PS: there are interesting dnsmasq config tweaks like

  • reading another file instead of /etc/hosts, so you can just use some public ad-banning list.. With no-hosts and addn-hosts=/etc/hosts_dnsmasq
  • don’t use dnsmasq format of servers. Stick to the etc-host way. I tried the first and each query was 10x slower :confused:
  • set the nameserver to use with no-resolv and server=95.215.19.53 or your favorite private dns public server.
1 Like

Thanks for the fast reply!

So I didn’t know those details about dnsmasq - and dnsmasq is already running in FreedomBox. That’s a good start.

Is step 4 a test to confirm that dnsmasq is the resolver?

I think on step 5 we are starting to talk about different things.

  • I don’t have bind and can’t use that with my configuration.
  • my clients are using the freedombox as their DNS host and it works
  • freedombox is my router - I do not have an ISP issued router. I think this is the key difference.

So for step 5 the details would be:

  • I put the freedombox internal (shared connection) IP address into the DNS server field in the plinth Networks page for the shared connection.
  • freedombox continues to give DHCP clients the freedombox address for DNS server
  • freedombox will resolve a DNS request from the client using dnsmasq and query root servers ( not ISP DNS server, not GoogleDNS, etc. ) ?

Do I understand correctly?

Actually, I’m afraid I was too fast and misunderstood your goal. I only figured it out at your last question, sorry. I’ll leave my previous answers. If I understand well now, you want to have your own full DNS resolver querying the root servers, you explain that pretty well.

You don’t mention that you want to do that to filter ads-malware-dangerous sites. That’s my goal in my setup and the one I describe. I terribly assumed you wanted to do something I acommplished wishfully thinking to be of help. Sorry. It’s not as important for me now whether FB contacts root servers or just uses another server. I can’t help you.

I apologize if my reply has confused you. It probably has. I hope the @moderators may find some use for that how-to I wrote and move it somewhere else.


Yes. The dig ad.domain.com @localhost one.

Whoah, that’s great. I envy you. You can totally skip next steps, yes.

  • Yes
  • Yes
  • Not exactly

Bind is much more powerful than dnsmasq. ISPs or DNS providers can use Bind for their service. It’s a complete DNS server. Dnsmasq is not. It can do DHCP too, so go figure. I guess we can say it’s LAN-oriented.

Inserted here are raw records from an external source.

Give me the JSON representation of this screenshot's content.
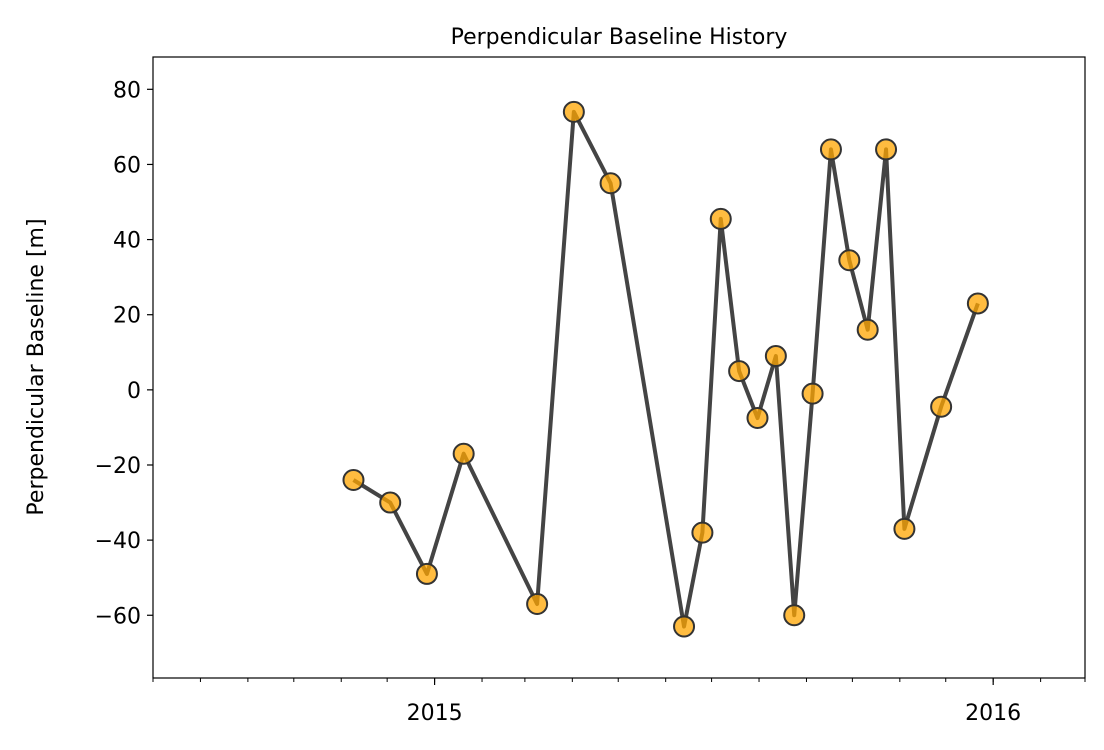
{
  "chart_data": {
    "type": "line",
    "title": "Perpendicular Baseline History",
    "xlabel": "",
    "ylabel": "Perpendicular Baseline [m]",
    "xlim": [
      "2014-07-01",
      "2016-03-01"
    ],
    "ylim": [
      -76.7,
      88.6
    ],
    "yticks": [
      -60,
      -40,
      -20,
      0,
      20,
      40,
      60,
      80
    ],
    "ytick_labels": [
      "−60",
      "−40",
      "−20",
      "0",
      "20",
      "40",
      "60",
      "80"
    ],
    "xticks_major": [
      "2015-01-01",
      "2016-01-01"
    ],
    "xtick_labels": [
      "2015",
      "2016"
    ],
    "grid": false,
    "marker_color": "#ffa500",
    "line_color": "#444444",
    "series": [
      {
        "name": "Perpendicular Baseline",
        "x": [
          "2014-11-09",
          "2014-12-03",
          "2014-12-27",
          "2015-01-20",
          "2015-03-09",
          "2015-04-02",
          "2015-04-26",
          "2015-06-13",
          "2015-06-25",
          "2015-07-07",
          "2015-07-19",
          "2015-07-31",
          "2015-08-12",
          "2015-08-24",
          "2015-09-05",
          "2015-09-17",
          "2015-09-29",
          "2015-10-11",
          "2015-10-23",
          "2015-11-04",
          "2015-11-28",
          "2015-12-22"
        ],
        "y": [
          -24,
          -30,
          -49,
          -17,
          -57,
          74,
          55,
          -63,
          -38,
          45.5,
          5,
          -7.5,
          9,
          -60,
          -1,
          64,
          34.5,
          16,
          64,
          -37,
          -4.5,
          23
        ]
      }
    ]
  }
}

I don’t remember any dnsmasq setting (they are all commented and well explained in the same config file) for querying directly the root servers. I’m afraid that you will need still to use some external DNS servers for that.

1 Like

That’s probably what FB is using as a dhcp server. If that’s the case, it should not be listening to dns queries by default. It is probably running with another config file (like dnsmasq -c /.../dhcp-server.conf

For my FB, I use DNS server from my pi-hole + unbound (recursive dns server) configuration…
Set up Pi-hole as truly self-contained DNS resolver.
Into the Pi-Hole you should go - 8 months later

2 Likes

Thanks, @zippy99, I like this idea.

I’m not a dnsmasq expert yet, but I see I need to bone up on this. Do you happen to know if you can just direct dnsmasq to use the unbound service as configured in first link you shared?

Assuming the answer to that question is no, then I’d need to work through:

  1. unbound configuration document is using port 5335 and would need to be changed to port 53 to serve client DNS requests
  2. unbound configuration document is using interface 127.0.0.1, but the FreedomBox would need to listen with unbound on the local LAN interface instead in order to serve clients (internal firewall zone only)
  3. port 53 is occupied by dnsmasq DNS service at the moment - that function will need to be turned off before listening on port 53 with unbound, but the rest of dnsmasq functionality would continue as before

I’ll try this. It looks to be feasible and would do exactly what I’m looking for. Thanks!